Celebrating Your Body
How often do you rejoice your body? How often do you feel absolutely at ease in your skin, at peace in yourself and in harmony with your world? For many the answer is seldom. Instead we tend to us put up with the body rather like some slightly cumbersome baggage we carry with us as we go about. Yet all thought, all feeling, every response to beauty and to horror is mediated through the body. In fact your body is the medium for experiencing everything in life. As any healthy two year old knows, when it is fully alive you are fully alive. This aliveness is something we often have to rediscover.
Television, films and advertising are replete with photographs of long legged pencil-thin females who are meant to be paragons of womanhood against whom we measure ourselves. Magazines and newspapers spend a large part of their time giving us advice about diets, clothes, exercise which supposedly will help the bodies of their readers more closely approach whatever shape, size and texture body the general consensus at any moment in time considers ideal. Meanwhile millions of women who, because of the way they are built, their personalities, and their own values (whether or not these values operate consciously or unconsciously) have not a hope in hell of ever looking like that ideal. And they suffer.
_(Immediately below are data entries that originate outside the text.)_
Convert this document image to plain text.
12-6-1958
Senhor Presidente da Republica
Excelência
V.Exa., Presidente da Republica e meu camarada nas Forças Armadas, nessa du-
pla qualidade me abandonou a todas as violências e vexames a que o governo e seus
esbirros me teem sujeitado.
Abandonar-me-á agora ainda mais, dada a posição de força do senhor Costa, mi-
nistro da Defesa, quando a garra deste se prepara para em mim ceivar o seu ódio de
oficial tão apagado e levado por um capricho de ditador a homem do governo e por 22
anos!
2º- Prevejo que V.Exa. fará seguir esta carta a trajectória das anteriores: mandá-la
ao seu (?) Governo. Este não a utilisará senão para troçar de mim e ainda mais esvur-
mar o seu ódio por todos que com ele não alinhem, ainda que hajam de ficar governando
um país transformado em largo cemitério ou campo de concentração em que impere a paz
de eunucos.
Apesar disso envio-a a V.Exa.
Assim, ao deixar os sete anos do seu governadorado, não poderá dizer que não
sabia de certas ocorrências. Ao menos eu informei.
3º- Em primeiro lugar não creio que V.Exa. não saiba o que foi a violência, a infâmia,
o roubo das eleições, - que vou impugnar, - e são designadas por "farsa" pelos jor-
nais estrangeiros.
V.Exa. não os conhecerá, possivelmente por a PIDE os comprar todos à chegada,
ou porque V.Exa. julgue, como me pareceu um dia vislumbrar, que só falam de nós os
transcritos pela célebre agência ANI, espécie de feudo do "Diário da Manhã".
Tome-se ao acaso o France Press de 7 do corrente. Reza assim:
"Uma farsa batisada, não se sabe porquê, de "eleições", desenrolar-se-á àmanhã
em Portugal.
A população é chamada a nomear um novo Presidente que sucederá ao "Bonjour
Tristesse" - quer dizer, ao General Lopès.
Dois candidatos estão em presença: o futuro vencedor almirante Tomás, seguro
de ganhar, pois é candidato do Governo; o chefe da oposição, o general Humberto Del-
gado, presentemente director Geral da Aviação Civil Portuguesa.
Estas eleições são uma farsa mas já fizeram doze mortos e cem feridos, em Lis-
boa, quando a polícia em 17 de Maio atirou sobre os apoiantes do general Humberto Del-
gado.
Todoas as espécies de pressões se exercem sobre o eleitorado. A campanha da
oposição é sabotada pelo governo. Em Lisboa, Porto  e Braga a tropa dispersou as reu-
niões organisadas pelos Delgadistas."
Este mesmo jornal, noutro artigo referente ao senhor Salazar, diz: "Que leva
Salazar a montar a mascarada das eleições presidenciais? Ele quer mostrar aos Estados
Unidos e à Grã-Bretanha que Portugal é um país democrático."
This suffering goes deep – far beyond the simple (yet often painful) feelings of inadequacy which come with having been built with broad shoulders, big feet or a flat chest when the world you live in tells you you are supposed to be different. (Some of us alas have the misfortune of being blessed with all three). For implicit in the whole way in which the body is presented in almost everything we do and think are two far more crippling assumptions: That the body is separate from the spirit or person and that it is ultimately inferior. These assumptions are anchored deep into the belief systems from the Greco-Roman and Christian traditions in which our society has developed. They have led us to view the body either as something not to be trusted – like a wild animal that needs taming lest it gets out of hand or like a physical object outside ourselves to be watched, studied and manipulated.
For most Western women their bodies are things separate from themselves, either to be prodded, criticized, and hidden or narcissistically exposed as a sexual object – something useful in gaining attention or drawing to oneself what one needs (or think she needs). In either case there is a sense of estrangement not only from the body but at a deeper level from ones self. Out of this estrangement comes a sense of powerlessness so that one begins to think that what one needs to be happy, to be complete, to be fulfilled can only be found outside oneself – by accomplishment in the world, or wearing the right clothes, by earning the love of a man or by conforming to some abstract ideal.